The tang, shown in RED outline, has two rough shaped slabs of soft wood (looks like whte pine) attached to it with two steel pins. The tang and the two slabs is a Very loose fit into the hollow hilt. These are inserted into the hilt and, while the two are held in place, a melt of Alum composition (Potassium aluminum sulfate?) - with a possible admixture of finely ground stone is poured into the cavity, filling all the vacant space in the pommel and hilt. As it cools, it solidifies into a hard stone-like material that not only holds the tang and its 2 slabs in place, but also backs up the sheet silver to prevent it being dented. The material seems to be deliquescent (absorbs moisture) and recrystallizes and expands as it dries - splitting the silver at the soldered seams. This is the great weakness of thie material.
The reason I identify the filling material as alum (like used in styptic pencils) is that I tasted it. No mistakes here. By the way, the Italians are using the same type of hot casting material to make small art stauettes that look for all the world like they were made of marble. Nice looking pieces, usually.
On some of the hilts I have restored, moisture had gotten into the cavity and the material had expanded and split the silver at the joints. I had to get in there with a thin chisel and skewer to chip the material out of there with a small hammer. When it was all removed, I reinserted the tang, filled the cavity wuth US Gypsum Co. Ultracal-30 gypsum cement in some and with US Gypsum Hydrostone in others.
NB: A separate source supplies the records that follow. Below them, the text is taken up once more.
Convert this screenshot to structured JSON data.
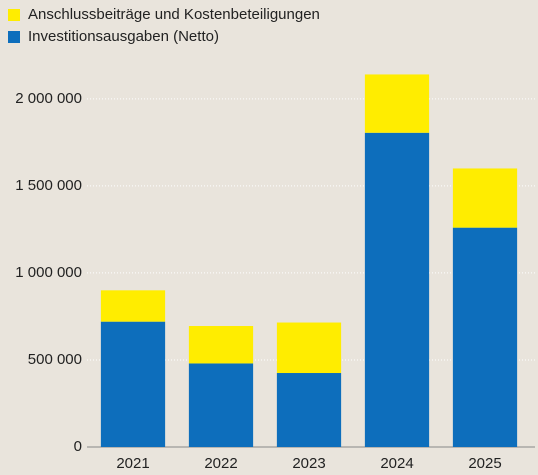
{
  "chart_data": {
    "type": "stacked_bar",
    "categories": [
      "2021",
      "2022",
      "2023",
      "2024",
      "2025"
    ],
    "series": [
      {
        "name": "Investitionsausgaben (Netto)",
        "color": "#0d6ebc",
        "values": [
          720000,
          480000,
          425000,
          1805000,
          1260000
        ]
      },
      {
        "name": "Anschlussbeiträge und Kostenbeteiligungen",
        "color": "#ffed00",
        "values": [
          180000,
          215000,
          290000,
          335000,
          340000
        ]
      }
    ],
    "ylim": [
      0,
      2200000
    ],
    "yticks": [
      0,
      {
        "value": 500000,
        "label": "500 000"
      },
      {
        "value": 1000000,
        "label": "1 000 000"
      },
      {
        "value": 1500000,
        "label": "1 500 000"
      },
      {
        "value": 2000000,
        "label": "2 000 000"
      }
    ],
    "grid": true
  }
}
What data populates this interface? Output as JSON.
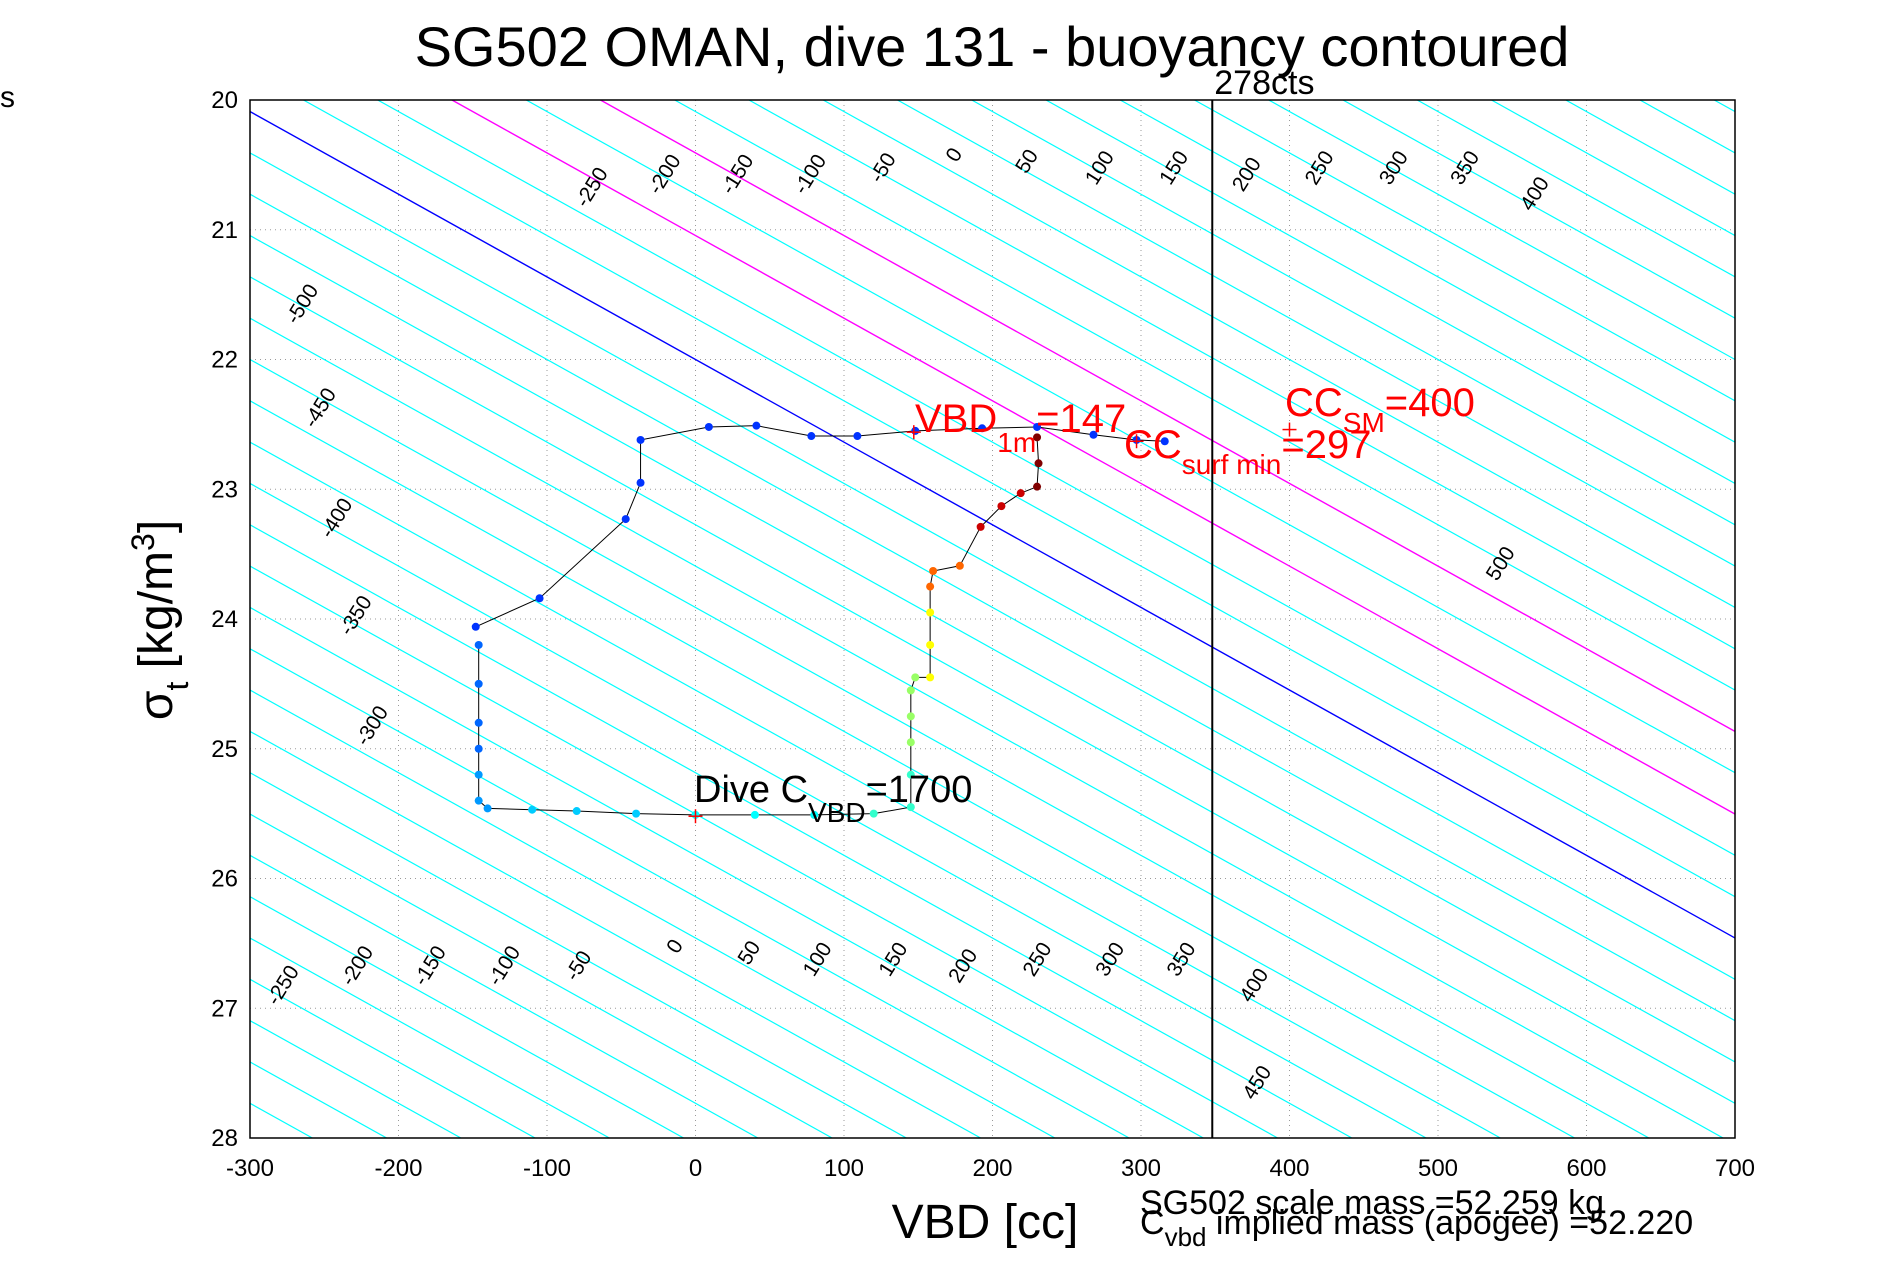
{
  "chart_data": {
    "type": "scatter",
    "title": "SG502 OMAN, dive 131 - buoyancy contoured",
    "corner_mark": "s",
    "xlabel": "VBD [cc]",
    "ylabel_main": "σ",
    "ylabel_sub": "t",
    "ylabel_rest": " [kg/m",
    "ylabel_sup": "3",
    "ylabel_end": "]",
    "xlim": [
      -300,
      700
    ],
    "ylim": [
      20,
      28
    ],
    "y_reversed": true,
    "grid": true,
    "x_ticks": [
      -300,
      -200,
      -100,
      0,
      100,
      200,
      300,
      400,
      500,
      600,
      700
    ],
    "x_tick_labels": [
      "-300",
      "-200",
      "-100",
      "0",
      "100",
      "200",
      "300",
      "400",
      "500",
      "600",
      "700"
    ],
    "y_ticks": [
      20,
      21,
      22,
      23,
      24,
      25,
      26,
      27,
      28
    ],
    "y_tick_labels": [
      "20",
      "21",
      "22",
      "23",
      "24",
      "25",
      "26",
      "27",
      "28"
    ],
    "contours": {
      "slope_cc_per_sigma": 157,
      "x_at_sigma_22": [
        -300,
        -250,
        -200,
        -150,
        -100,
        -50,
        0,
        50,
        100,
        150,
        200,
        250,
        300,
        350,
        400,
        450,
        500,
        550,
        600,
        650,
        700
      ],
      "zero_color": "#0000ff",
      "cyan_color": "#00ffff",
      "magenta_color": "#ff00ff",
      "magenta_offsets": [
        150,
        250
      ],
      "top_labels": [
        {
          "text": "-500",
          "x": -261,
          "y": 21.6
        },
        {
          "text": "-450",
          "x": -249,
          "y": 22.4
        },
        {
          "text": "-400",
          "x": -238,
          "y": 23.25
        },
        {
          "text": "-350",
          "x": -225,
          "y": 24.0
        },
        {
          "text": "-300",
          "x": -214,
          "y": 24.85
        },
        {
          "text": "-250",
          "x": -66,
          "y": 20.7
        },
        {
          "text": "-200",
          "x": -17,
          "y": 20.6
        },
        {
          "text": "-150",
          "x": 32,
          "y": 20.6
        },
        {
          "text": "-100",
          "x": 81,
          "y": 20.6
        },
        {
          "text": "-50",
          "x": 130,
          "y": 20.55
        },
        {
          "text": "0",
          "x": 178,
          "y": 20.45
        },
        {
          "text": "50",
          "x": 227,
          "y": 20.5
        },
        {
          "text": "100",
          "x": 276,
          "y": 20.55
        },
        {
          "text": "150",
          "x": 326,
          "y": 20.55
        },
        {
          "text": "200",
          "x": 375,
          "y": 20.6
        },
        {
          "text": "250",
          "x": 424,
          "y": 20.55
        },
        {
          "text": "300",
          "x": 474,
          "y": 20.55
        },
        {
          "text": "350",
          "x": 522,
          "y": 20.55
        },
        {
          "text": "400",
          "x": 569,
          "y": 20.75
        },
        {
          "text": "500",
          "x": 546,
          "y": 23.6
        }
      ],
      "bottom_labels": [
        {
          "text": "-250",
          "x": -274,
          "y": 26.85
        },
        {
          "text": "-200",
          "x": -224,
          "y": 26.7
        },
        {
          "text": "-150",
          "x": -175,
          "y": 26.7
        },
        {
          "text": "-100",
          "x": -125,
          "y": 26.7
        },
        {
          "text": "-50",
          "x": -75,
          "y": 26.7
        },
        {
          "text": "0",
          "x": -10,
          "y": 26.55
        },
        {
          "text": "50",
          "x": 40,
          "y": 26.6
        },
        {
          "text": "100",
          "x": 86,
          "y": 26.65
        },
        {
          "text": "150",
          "x": 137,
          "y": 26.65
        },
        {
          "text": "200",
          "x": 184,
          "y": 26.7
        },
        {
          "text": "250",
          "x": 234,
          "y": 26.65
        },
        {
          "text": "300",
          "x": 283,
          "y": 26.65
        },
        {
          "text": "350",
          "x": 331,
          "y": 26.65
        },
        {
          "text": "400",
          "x": 380,
          "y": 26.85
        },
        {
          "text": "450",
          "x": 382,
          "y": 27.6
        }
      ]
    },
    "vertical_line": {
      "x": 348,
      "label": "278cts",
      "color": "#000000"
    },
    "trace": [
      {
        "x": -148,
        "y": 24.06
      },
      {
        "x": -105,
        "y": 23.84
      },
      {
        "x": -47,
        "y": 23.23
      },
      {
        "x": -37,
        "y": 22.95
      },
      {
        "x": -37,
        "y": 22.62
      },
      {
        "x": 9,
        "y": 22.52
      },
      {
        "x": 41,
        "y": 22.51
      },
      {
        "x": 78,
        "y": 22.59
      },
      {
        "x": 109,
        "y": 22.59
      },
      {
        "x": 148,
        "y": 22.55
      },
      {
        "x": 193,
        "y": 22.53
      },
      {
        "x": 230,
        "y": 22.52
      },
      {
        "x": 268,
        "y": 22.58
      },
      {
        "x": 297,
        "y": 22.62
      },
      {
        "x": 316,
        "y": 22.63
      }
    ],
    "trace_color": "#0033ff",
    "dive_segment": [
      {
        "x": -146,
        "y": 24.2
      },
      {
        "x": -146,
        "y": 24.5
      },
      {
        "x": -146,
        "y": 24.8
      },
      {
        "x": -146,
        "y": 25.0
      },
      {
        "x": -146,
        "y": 25.2
      },
      {
        "x": -146,
        "y": 25.4
      },
      {
        "x": -140,
        "y": 25.46
      },
      {
        "x": -110,
        "y": 25.47
      },
      {
        "x": -80,
        "y": 25.48
      },
      {
        "x": -40,
        "y": 25.5
      },
      {
        "x": 0,
        "y": 25.51
      },
      {
        "x": 40,
        "y": 25.51
      },
      {
        "x": 80,
        "y": 25.51
      },
      {
        "x": 120,
        "y": 25.5
      },
      {
        "x": 145,
        "y": 25.45
      },
      {
        "x": 145,
        "y": 25.2
      },
      {
        "x": 145,
        "y": 24.95
      },
      {
        "x": 145,
        "y": 24.75
      },
      {
        "x": 145,
        "y": 24.55
      },
      {
        "x": 148,
        "y": 24.45
      },
      {
        "x": 158,
        "y": 24.45
      },
      {
        "x": 158,
        "y": 24.2
      },
      {
        "x": 158,
        "y": 23.95
      },
      {
        "x": 158,
        "y": 23.75
      },
      {
        "x": 160,
        "y": 23.63
      },
      {
        "x": 178,
        "y": 23.59
      },
      {
        "x": 192,
        "y": 23.29
      },
      {
        "x": 206,
        "y": 23.13
      },
      {
        "x": 219,
        "y": 23.03
      },
      {
        "x": 230,
        "y": 22.98
      },
      {
        "x": 231,
        "y": 22.8
      },
      {
        "x": 230,
        "y": 22.6
      }
    ],
    "dive_segment_colors": [
      "#0066ff",
      "#0099ff",
      "#00ccff",
      "#00ffff",
      "#33ffcc",
      "#99ff66",
      "#ffff00",
      "#ff6600",
      "#cc0000",
      "#800000"
    ],
    "markers": [
      {
        "x": 147,
        "y": 22.56,
        "color": "#ff0000"
      },
      {
        "x": 297,
        "y": 22.63,
        "color": "#ff0000"
      },
      {
        "x": 400,
        "y": 22.54,
        "color": "#ff0000"
      },
      {
        "x": 0,
        "y": 25.52,
        "color": "#ff0000"
      }
    ],
    "annotations": {
      "vbd_1m": {
        "main": "VBD",
        "sub": "1m",
        "rest": "=147",
        "color": "#ff0000"
      },
      "cc_surf_min": {
        "main": "CC",
        "sub": "surf min",
        "rest": "=297",
        "color": "#ff0000"
      },
      "cc_sm": {
        "main": "CC",
        "sub": "SM",
        "rest": "=400",
        "color": "#ff0000"
      },
      "dive_c_vbd": {
        "main": "Dive C",
        "sub": "VBD",
        "rest": "=1700",
        "color": "#000000"
      }
    },
    "footer": {
      "scale_mass": "SG502 scale mass =52.259 kg",
      "implied_main": "C",
      "implied_sub": "vbd",
      "implied_rest": " implied mass (apogee) =52.220"
    }
  }
}
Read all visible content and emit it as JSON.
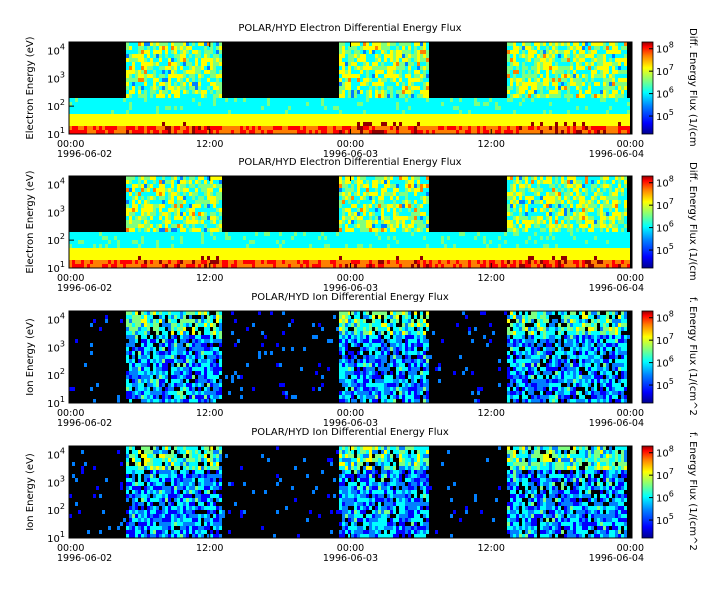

Both of these have fantastic strength, but the Hydrostone is a bit tricky to use. Before pouring the gypsum, one must tape up any openngs in the silver shell, so the stuff does not seep out.
To achieve the high mechanical strength of these gypsum cements, exact gypsum/water proportions must be maintained. (These specially formulated gypsum cements are very much stronger than the common 'plaster of Paris' that one can get in a hardware store, and have a longer, gradual setting time. For instance, they are used in naval architecture for making the 'master plugs' used in the fabrication of fiberglass yacht hulls. They are also used similarly in the auto industry.
There is one step that remains a mystey to me: When the original maker of the silver style hilt has filled the cavity, how does he silver-solder the forward end of the hilt to the rest of the hilt? Any ideas?